As lasers were developed in the 1960s, researchers realized that if you put more chromophores together in a cavity in some crystalline material, the optical cavity would act like a mirror, amplifying (the "a" in laser) the stimulated emission of light .
Vardeny says most conventional lasers fall into two categories of laser action:
- Cavity lasers like those in laser pointers and grocery scanners. In these lasers, the laser-generating material is contained within the cavities.
- Lasers that do not require cavities, just a polymer made of a chain of chromophores that emit light in rapid-fire sequence, amplifying the light output. Pulsed lasers used commercially and in medicine utilize this method, Vardeny says.
Two other kinds of lasers have been demonstrated, but not used for practical purposes: superradiance and superfluorescence lasers, in which chromophores "feel" each other to act in concert and produce laser light without mirrors.
Pi-conjugated polymers luminesce when excited by electricity or a light source. They emit various colors, and are used to make light-emitting diodes (LEDs) that are increasingly common in everything from traffic signals to Christmas lights.
In 1999, Vardeny and colleagues published in the journal Physical Review B their discovery of a fifth kind of laser – the random laser. In a film of the polymer DOO-PPV, they produced laser light of multiple wavelengths within a narrow band of red.
It appeared to be a cavity laser because of the nature of its light emissions – except no one could find cavities in the polymer film.
Physicists "couldn't understand it," Vardeny says. "Nobody really understood it."
Yet, other groups of researchers soon found random lasing in other materials.
The New Study: Order within a Disordered Material
In conventional lasers, cavities are created by carefully placing mirrors around the medium that contains the chromophore material, be it a crystal, gas or dye, Vardeny says. The new study shows random lasers have tiny, built-in, natural mirrors, he adds. To make pictures of laser-generating cavities within the DOO-PPV polymer, the scientists focused a green, conventional laser pulse on a thin film of the polymer, stimulating red random laser emission from the film. By focusing a lens in a certain way, they made 10,000 images of the red laser light spectrum emitted by microscopic squares within the film, then assembled them into an image of the entire piece of polymer film.
They revealed the mirror-like cavities by showing adjacent pixels with the same red light spectrum and the same above-average index of refraction, which is a measure of how fast light travels within a material.

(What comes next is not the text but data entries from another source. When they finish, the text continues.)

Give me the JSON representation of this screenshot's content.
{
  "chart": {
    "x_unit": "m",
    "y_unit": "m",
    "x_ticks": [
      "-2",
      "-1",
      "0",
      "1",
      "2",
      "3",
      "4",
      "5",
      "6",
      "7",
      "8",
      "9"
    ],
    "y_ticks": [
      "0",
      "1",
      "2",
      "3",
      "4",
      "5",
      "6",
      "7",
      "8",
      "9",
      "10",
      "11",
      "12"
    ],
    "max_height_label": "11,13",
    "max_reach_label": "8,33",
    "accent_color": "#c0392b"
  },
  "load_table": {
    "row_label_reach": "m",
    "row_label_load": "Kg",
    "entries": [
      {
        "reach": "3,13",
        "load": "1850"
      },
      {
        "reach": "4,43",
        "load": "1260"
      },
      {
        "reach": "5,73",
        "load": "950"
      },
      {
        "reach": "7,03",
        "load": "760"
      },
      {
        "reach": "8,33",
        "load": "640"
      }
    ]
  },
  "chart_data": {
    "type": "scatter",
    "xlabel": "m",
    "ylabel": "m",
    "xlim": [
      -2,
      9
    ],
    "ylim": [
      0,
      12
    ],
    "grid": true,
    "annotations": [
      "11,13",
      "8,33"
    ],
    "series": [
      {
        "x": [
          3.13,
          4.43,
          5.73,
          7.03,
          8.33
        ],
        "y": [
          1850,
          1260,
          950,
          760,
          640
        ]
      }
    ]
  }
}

When they mapped areas of above-average refraction index within the DOO-PPV polymer, those areas were connected to form loops, which act as mirror-like cavities to generate laser light, Vardeny says.

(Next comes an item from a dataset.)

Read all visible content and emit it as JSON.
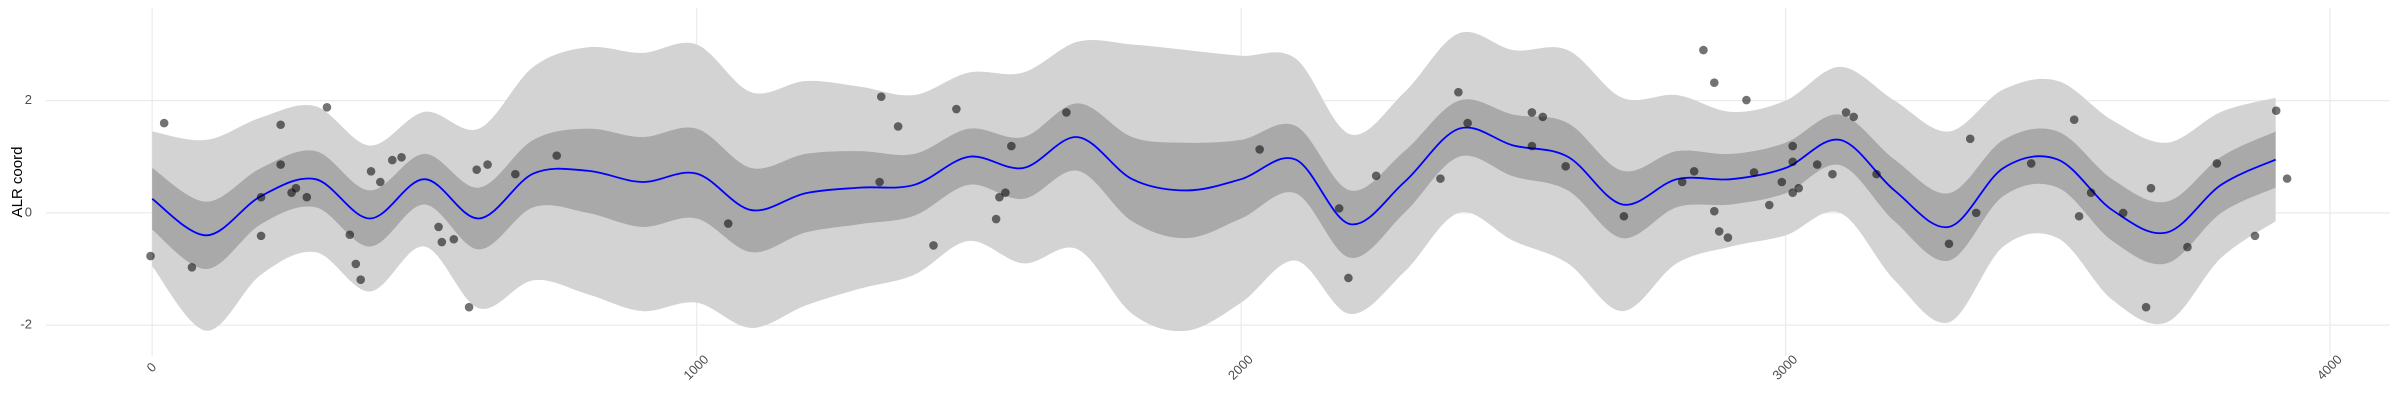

The Utah researchers used what is known as a "Fourier transform" to analyze the wave pattern from the DOO-PPV random laser. Polson cites an analogy: If you strum a guitar, and then use a Fourier transform to analyze the sound waves, you can figure out what strings or notes were played at any moment.
In a similar manner, the researchers transformed the light wave patterns for various spots on the polymer, and that revealed there were cavities within the material.
Random Lasing Could Automate Tissue Analysis for Cancer
Vardeny and his colleagues now are conducting more research aimed at developing and commercializing random lasers to distinguish cancerous from noncancerous human tissue. In a 2004 study in Applied Physics Letters, they infused human colon tissue – normal and tumor – with a red fluorescent dye that generates random laser light when stimulated.
They could distinguish tumor from normal colon tissue because the tumor emitted more individual lines of random laser light, possibly because its structure was more disordered than normal tissue.
"The disorder in cancerous tissue is much more chaotic than that in a benign tissue," says Vardeny.
Pathologists now look for abnormalities that indicate cancer, but Vardeny says the random lasing method has potential for automating tissue examinations for cancer.